The new metrics for this indicator are interesting. What is proposed is to measure the effectiveness of partnerships efforts to reduce drug related crime by comparing the actual criminal activity of a DAT level cohort of people who test positive for class A drugs and people identified through OASys (the criminal justice individual database - Offender Assessment System) with the estimated or forecast criminal activity of that cohort. Essentially what this means is that someone somewhere will be looking at the likelihood of a certain group of people known to police and services offending in the next year. If less than the expected number offend (or are caught offending) then the local partnership is deemed to have done a good job. If more, then the local partnership will have done a bad job.

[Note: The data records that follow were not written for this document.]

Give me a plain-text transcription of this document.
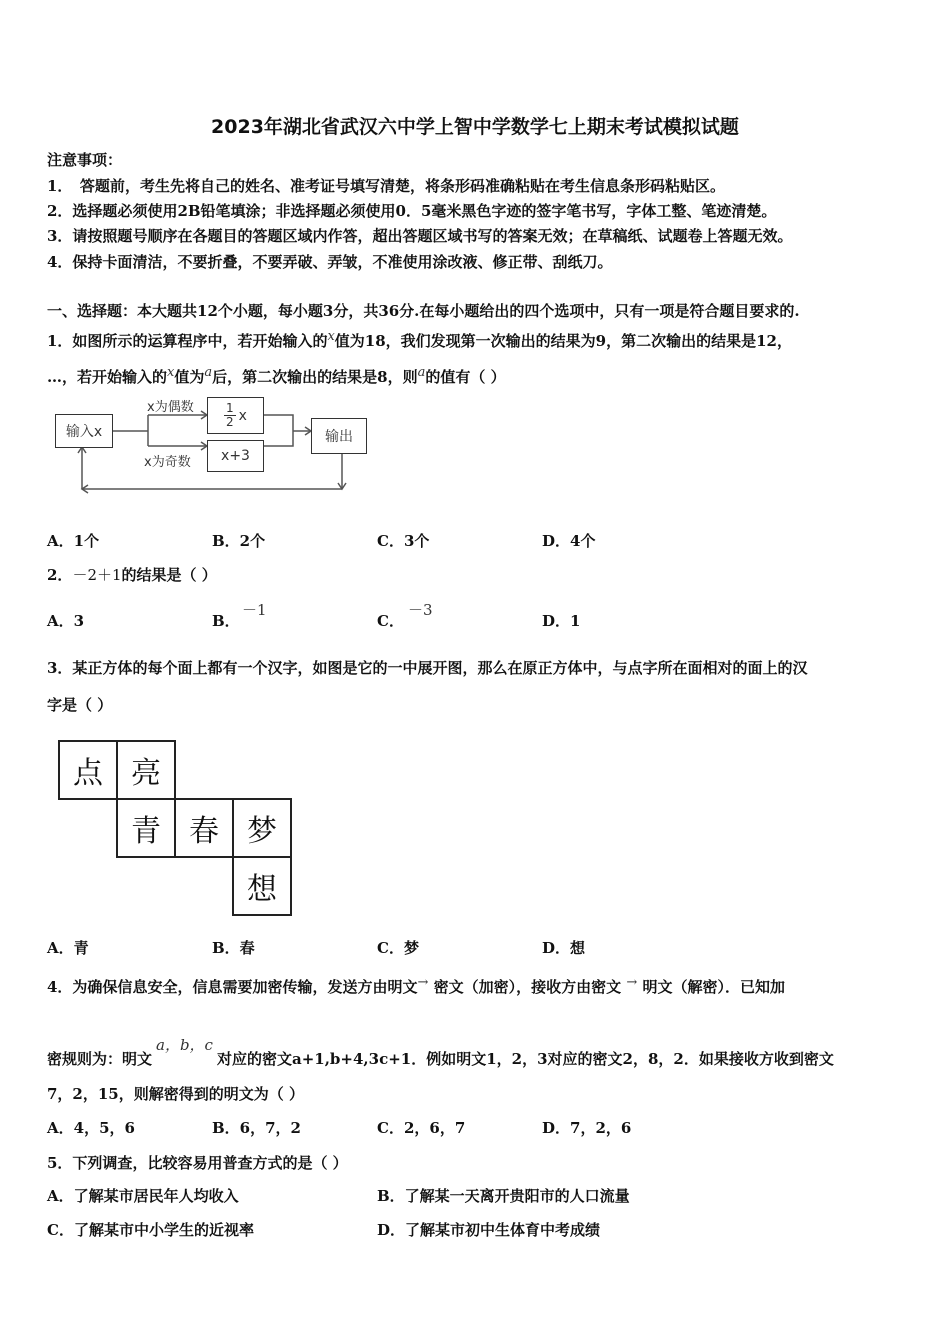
2023年湖北省武汉六中学上智中学数学七上期末考试模拟试题
注意事项：
1．　答题前，考生先将自己的姓名、准考证号填写清楚，将条形码准确粘贴在考生信息条形码粘贴区。
2．选择题必须使用2B铅笔填涂；非选择题必须使用0．5毫米黑色字迹的签字笔书写，字体工整、笔迹清楚。
3．请按照题号顺序在各题目的答题区域内作答，超出答题区域书写的答案无效；在草稿纸、试题卷上答题无效。
4．保持卡面清洁，不要折叠，不要弄破、弄皱，不准使用涂改液、修正带、刮纸刀。
一、选择题：本大题共12个小题，每小题3分，共36分.在每小题给出的四个选项中，只有一项是符合题目要求的.
1．如图所示的运算程序中，若开始输入的x值为18，我们发现第一次输出的结果为9，第二次输出的结果是12，
…，若开始输入的x值为a后，第二次输出的结果是8，则a的值有（ ）
输入x
x为偶数
x为奇数
$\frac{1}{2}$ x
x+3
输出
A．1个	B．2个	C．3个	D．4个
2．－2＋1的结果是（ ）
A．3	B．
－1
C．
－3
D．1
3．某正方体的每个面上都有一个汉字，如图是它的一中展开图，那么在原正方体中，与点字所在面相对的面上的汉
字是（ ）
点 亮
青 春 梦
想
A．青	B．春	C．梦	D．想
4．为确保信息安全，信息需要加密传输，发送方由明文→ 密文（加密），接收方由密文 → 明文（解密）．已知加
密规则为：明文a，b，c对应的密文a+1,b+4,3c+1．例如明文1，2，3对应的密文2，8，2．如果接收方收到密文
7，2，15，则解密得到的明文为（ ）
A．4，5，6	B．6，7，2	C．2，6，7	D．7，2，6
5．下列调查，比较容易用普查方式的是（ ）
A．了解某市居民年人均收入	B．了解某一天离开贵阳市的人口流量
C．了解某市中小学生的近视率	D．了解某市初中生体育中考成绩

I am not a criminologist, and me and statistics have at best a love-hate relationship, but this seems a bit of a shaky basis on which to measure the effectiveness of our approach to tackling drug related crime. First of all, as we know not everyone who commits a crime is caught. Secondly, many things other than drug use and treatment affect peoples propensity to commit or not commit offences - so any change in performance against this criteria may not be attributable to the responses of the partnership. Thirdly, the process used to estimate the offending rate of the cohort - the figure that provides the "baseline" for the measure - is 'Response Surface Methodology' - which uses a range of variables to identify a likely outcome. This means that we will be basing our measurement on a proxy built on an estimate based on a series of assumptions informed by a narrow perspective on the relationship between drug use and crime . I'd be very happy to hear others views on this and would like to be convinced it is of more value that it appears at first sight ... please do get in touch if you think you can make this make more sense for me.
The fact that this indicator does not require any additional local data collection is a plus. I'm also grateful to the authors of the work for giving me one of my favourite phrases in any government document so far this year - the priceless and almost poetic "breach is an expression of CJS grip".
You can find out more about this consultation by downloading the new definitions and responding to the DCLG consultation. Responses are due in by 31st October.